I miss you, Mom. I hope you are proud of me even though I have not yet figured out what to be when I grow up. I want to be proud of me, too but don't worry, I am to an extent. You were loved and are still loved. I will love you when I am 30, 50, 80, 103 if I make it that far. And if my consciousness survives beyond this form, I expect you to be waiting for me.

Tuesday, July 7, 2009

Breaking surface

It's been almost a month and a half since our department received news that the company had finalized the contract. Three waves of layoffs will make way for third party customer service representatives to take over. Soon, another agent - more often than not based in another country - will be answering the phone. Not me. Not Marie. Not Tomasita. Not Chris. Not any of my co-workers.

I have let it sit inside like a stone. Unfeeling. I have not even looked at my resume since being hired on, despite the early warning.

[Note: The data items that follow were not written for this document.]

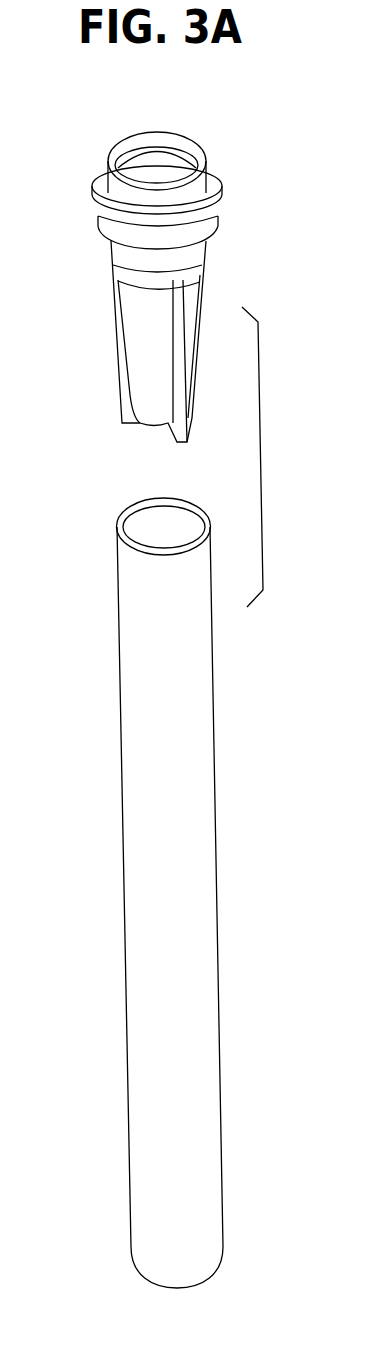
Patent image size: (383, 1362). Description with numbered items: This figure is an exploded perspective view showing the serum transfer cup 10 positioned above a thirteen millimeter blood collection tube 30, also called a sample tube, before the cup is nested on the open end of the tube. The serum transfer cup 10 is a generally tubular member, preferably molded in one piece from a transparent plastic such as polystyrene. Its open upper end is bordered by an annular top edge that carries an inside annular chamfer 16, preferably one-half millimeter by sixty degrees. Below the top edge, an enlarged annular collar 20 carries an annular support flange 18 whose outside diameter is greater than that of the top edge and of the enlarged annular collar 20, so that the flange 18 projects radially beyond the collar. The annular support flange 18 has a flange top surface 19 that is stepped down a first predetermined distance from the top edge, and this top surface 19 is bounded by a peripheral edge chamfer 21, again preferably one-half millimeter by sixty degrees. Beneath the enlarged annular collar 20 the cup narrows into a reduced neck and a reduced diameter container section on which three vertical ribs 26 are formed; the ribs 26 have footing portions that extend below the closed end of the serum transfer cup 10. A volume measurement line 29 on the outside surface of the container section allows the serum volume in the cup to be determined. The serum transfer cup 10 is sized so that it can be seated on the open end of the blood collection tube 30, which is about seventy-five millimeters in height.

The serum transfer cup 10 is at (117, 143).
The inside annular chamfer 16 is at (167, 145).
The flange top surface 19 is at (208, 172).
The peripheral edge chamfer 21 is at (221, 195).
The annular support flange 18 is at (217, 213).
The enlarged annular collar 20 is at (205, 232).
The volume measurement line 29 is at (120, 282).
The vertical ribs 26 is at (118, 374).
The 13 mm blood collection tube 30 is at (217, 851).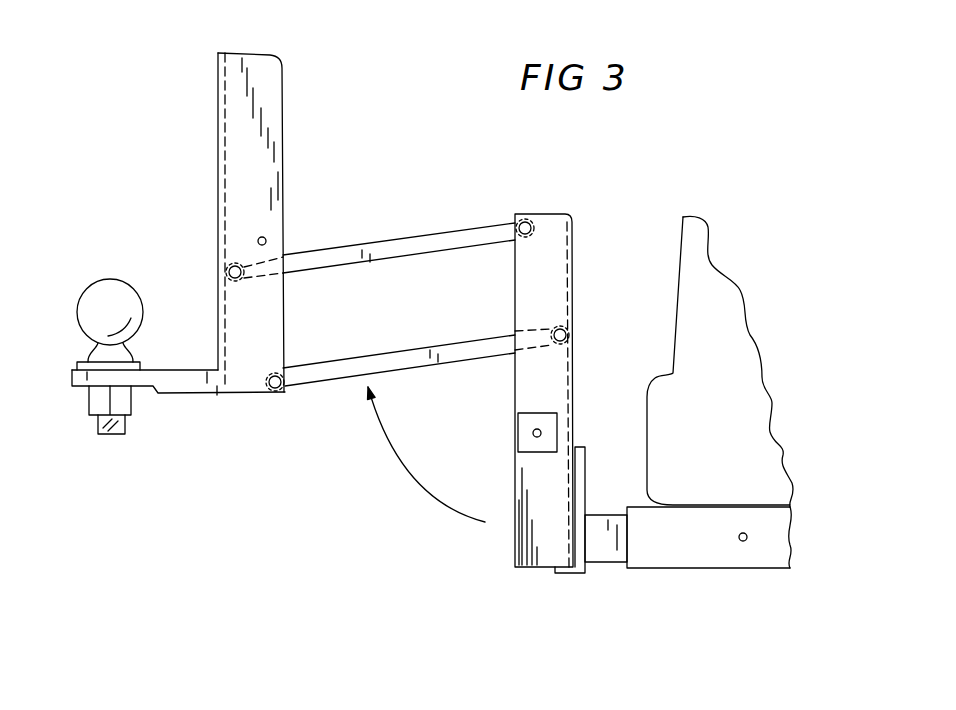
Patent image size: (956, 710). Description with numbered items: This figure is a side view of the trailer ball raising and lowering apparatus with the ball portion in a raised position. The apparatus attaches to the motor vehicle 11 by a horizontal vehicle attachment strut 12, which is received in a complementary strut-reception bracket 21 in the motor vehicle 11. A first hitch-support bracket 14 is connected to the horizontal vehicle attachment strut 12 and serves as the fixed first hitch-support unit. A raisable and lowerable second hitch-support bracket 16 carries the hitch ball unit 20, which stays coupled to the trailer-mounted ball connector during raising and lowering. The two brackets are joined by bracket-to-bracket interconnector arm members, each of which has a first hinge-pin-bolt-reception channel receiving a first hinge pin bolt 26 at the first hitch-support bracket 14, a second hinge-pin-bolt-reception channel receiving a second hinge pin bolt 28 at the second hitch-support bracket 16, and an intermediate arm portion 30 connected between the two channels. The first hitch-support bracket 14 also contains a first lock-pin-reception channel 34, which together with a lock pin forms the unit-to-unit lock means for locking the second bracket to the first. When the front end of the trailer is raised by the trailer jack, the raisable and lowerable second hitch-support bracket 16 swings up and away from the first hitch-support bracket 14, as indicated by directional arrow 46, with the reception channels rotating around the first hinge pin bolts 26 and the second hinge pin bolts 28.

The motor vehicle 11 is at (713, 303).
The horizontal vehicle attachment strut 12 is at (600, 563).
The first hitch-support bracket 14 is at (548, 268).
The raisable and lowerable second hitch-support bracket 16 is at (232, 148).
The hitch ball unit 20 is at (92, 288).
The strut-reception bracket 21 is at (655, 548).
The first hinge pin bolt 26 is at (530, 228).
The second hinge pin bolt 28 is at (230, 271).
The intermediate arm portion 30 is at (412, 243).
The first lock-pin-reception channel 34 is at (537, 433).
The directional arrow 46 is at (413, 478).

Tonight is perhaps the third time we have all been gathered together to discuss it, although, frankly, there has been little discussion. The majority is quiet. What do you say to that? My mind goes blank usually. Or rather, my heart goes blank while my mind races into walls, probably in attempt to knock itself out. It really sounds more dramatic than it is.

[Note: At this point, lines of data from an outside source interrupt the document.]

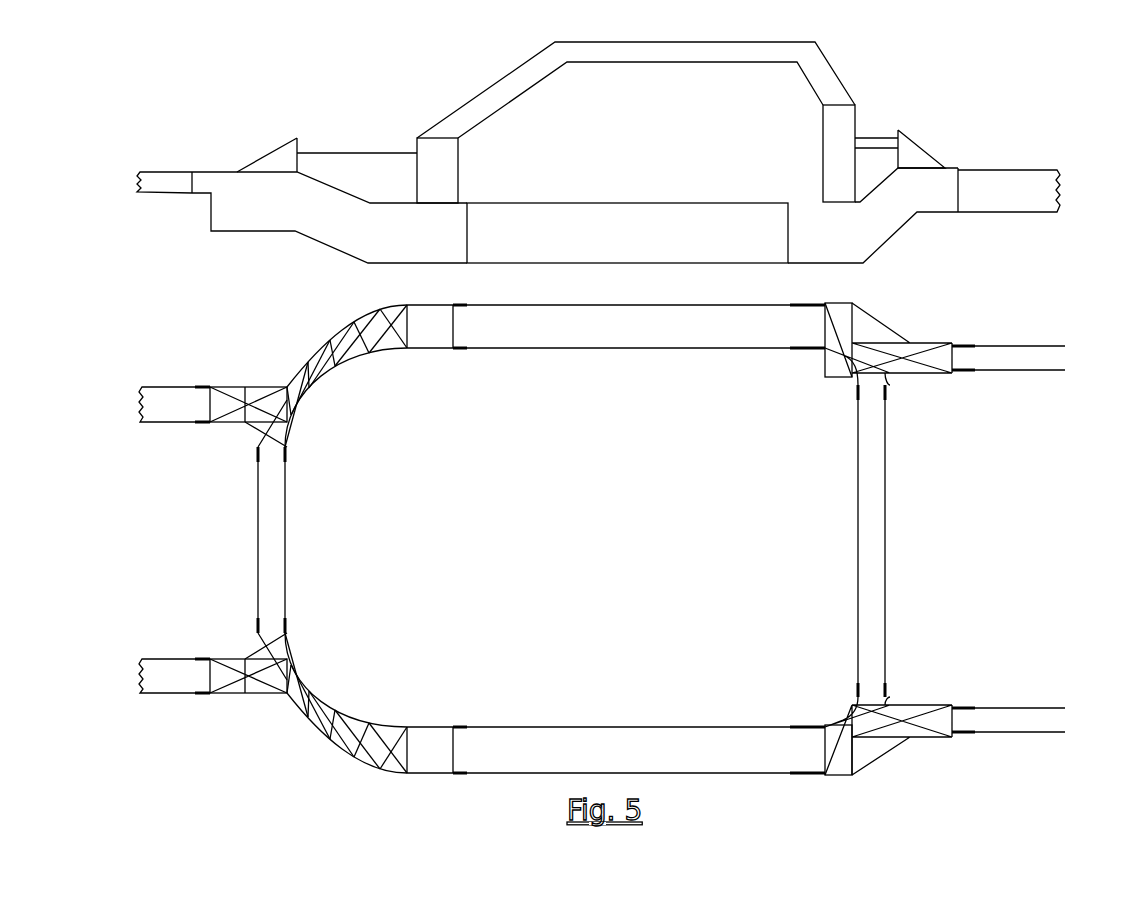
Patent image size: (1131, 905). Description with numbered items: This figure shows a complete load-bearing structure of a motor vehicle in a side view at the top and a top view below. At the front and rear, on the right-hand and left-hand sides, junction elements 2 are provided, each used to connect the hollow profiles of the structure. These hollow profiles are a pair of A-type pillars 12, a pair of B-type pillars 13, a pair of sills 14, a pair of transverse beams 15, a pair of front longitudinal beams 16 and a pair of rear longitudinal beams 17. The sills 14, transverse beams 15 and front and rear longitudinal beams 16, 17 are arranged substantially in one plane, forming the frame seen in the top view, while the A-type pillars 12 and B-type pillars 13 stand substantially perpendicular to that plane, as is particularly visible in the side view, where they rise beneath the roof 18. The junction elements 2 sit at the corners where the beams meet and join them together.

The junction element 2 is at (245, 647).
The A-type pillar 12 is at (463, 169).
The B-type pillar 13 is at (820, 152).
The sill 14 is at (580, 240).
The transverse beam 15 is at (292, 528).
The front longitudinal beam 16 is at (172, 197).
The rear longitudinal beam 17 is at (1040, 220).
The roof 18 is at (497, 73).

While the Important People spoke to us from the front of the room, the cynic in me could not help thinking how much more this display of support was a means of easing their conscience as opposed to being "there" for us.

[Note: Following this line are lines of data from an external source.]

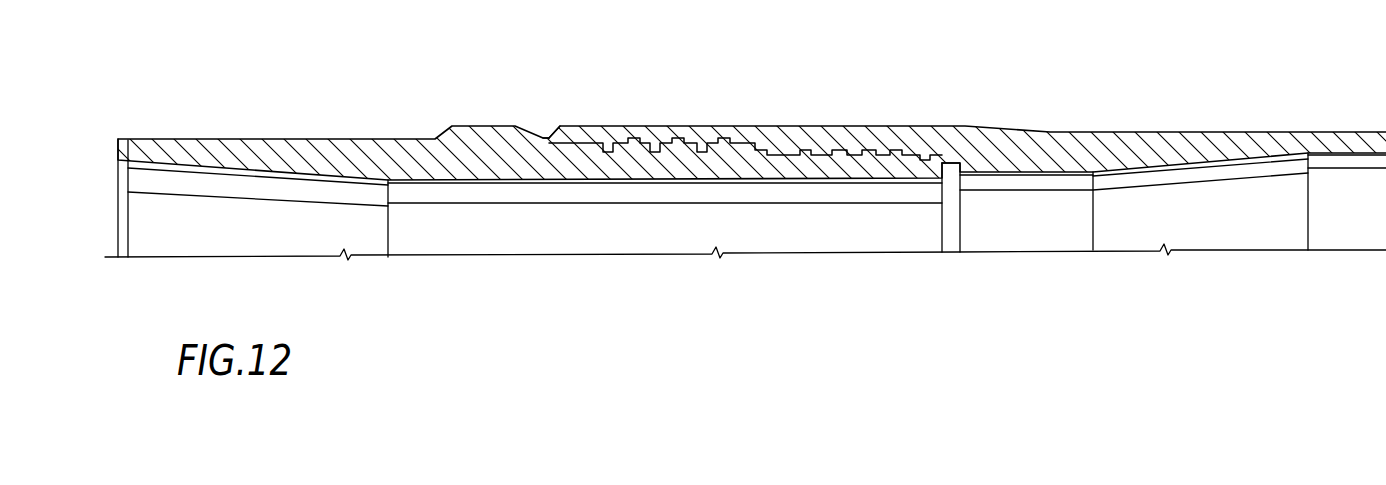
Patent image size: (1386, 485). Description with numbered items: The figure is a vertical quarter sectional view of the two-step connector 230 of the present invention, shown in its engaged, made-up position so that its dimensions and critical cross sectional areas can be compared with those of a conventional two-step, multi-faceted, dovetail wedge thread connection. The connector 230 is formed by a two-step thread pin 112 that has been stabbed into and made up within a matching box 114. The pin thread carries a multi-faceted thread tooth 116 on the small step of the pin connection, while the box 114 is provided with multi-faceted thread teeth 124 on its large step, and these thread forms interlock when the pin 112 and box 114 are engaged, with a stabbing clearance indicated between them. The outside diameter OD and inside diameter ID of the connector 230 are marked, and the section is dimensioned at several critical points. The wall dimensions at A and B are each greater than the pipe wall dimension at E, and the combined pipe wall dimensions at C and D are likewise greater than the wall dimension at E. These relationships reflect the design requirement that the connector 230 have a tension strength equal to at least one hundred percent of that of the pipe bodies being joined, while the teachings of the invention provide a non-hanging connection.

The two-step thread pin 112 is at (707, 181).
The box 114 is at (858, 125).
The multi-faceted thread tooth 116 is at (966, 125).
The multi-faceted thread teeth 124 is at (637, 145).
The connector 230 is at (676, 55).
The outside diameter OD is at (489, 126).
The inside diameter ID is at (519, 181).
The wall dimension at A is at (609, 153).
The wall dimension at B is at (924, 155).
The wall dimension at C is at (759, 143).
The wall dimension at D is at (773, 151).
The pipe wall dimension at E is at (1348, 176).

It is logical to me that these meetings truly serve both sides. But I don't pretend this demonstration is not vastly to save the company's collective face. To save the faces of those who made the decision for the good of the company. In other words I can still fully appreciate the benefits of this gentle ass fuck as opposed to a brutally lubeless intrusion - and the fact that some people truly do care for us AND the success of the company. The two are not necessarily mutually exclusive - the consequences for us simply suck. In truth, the company is a much better company than the majority and I have a genuine sense of loyalty working there. Success on company's part via assimilation? Or mine?

Though I hardly dream of being a customer service representive for my entire life, the job has fulfilled me and I hope I it. For the first time since news broke, I struggled to swallow back tears. Maybe it's because Michele and Erin cried.

But I suddenly realized, despite my logical understanding of the decision being completely impersonal to any of us, I have been taking it personally on an emotional level the entire time, a distinction I thought I was much better at than this. I have always thrived on validation from others. I do not require it to function, to be fantastic but gee golly Miss Molly, it sure does help!

Because of the nature of our department - fast paced, clock hands riding us like a depraved psychotic - validation of the individual's abilities and successes is lowest priority and the importance of resolving any mistakes much higher. The silver lining of that structure is this: I have learned to rely much more on myself than before, a habit I need to continually foster. Trust and self-reliance is not a habit that comes easily to me but I can do it, and do it pretty well anyway. My experience working in this department has strengthened me and I am utterly grateful for it.

But I am sad. Sad to see others go. To know that things are changing pretty drastically for those I have grown to care about almost like a family. Mentally, differentiating work from friends/family is easy but emotionally, suffice it to say I easily fall in love with awesome people.

I also feel that the change is overall a beautiful one, one that has some of us dusting off our dreams and re-evaluating our hopes and goals. And we get to do it together.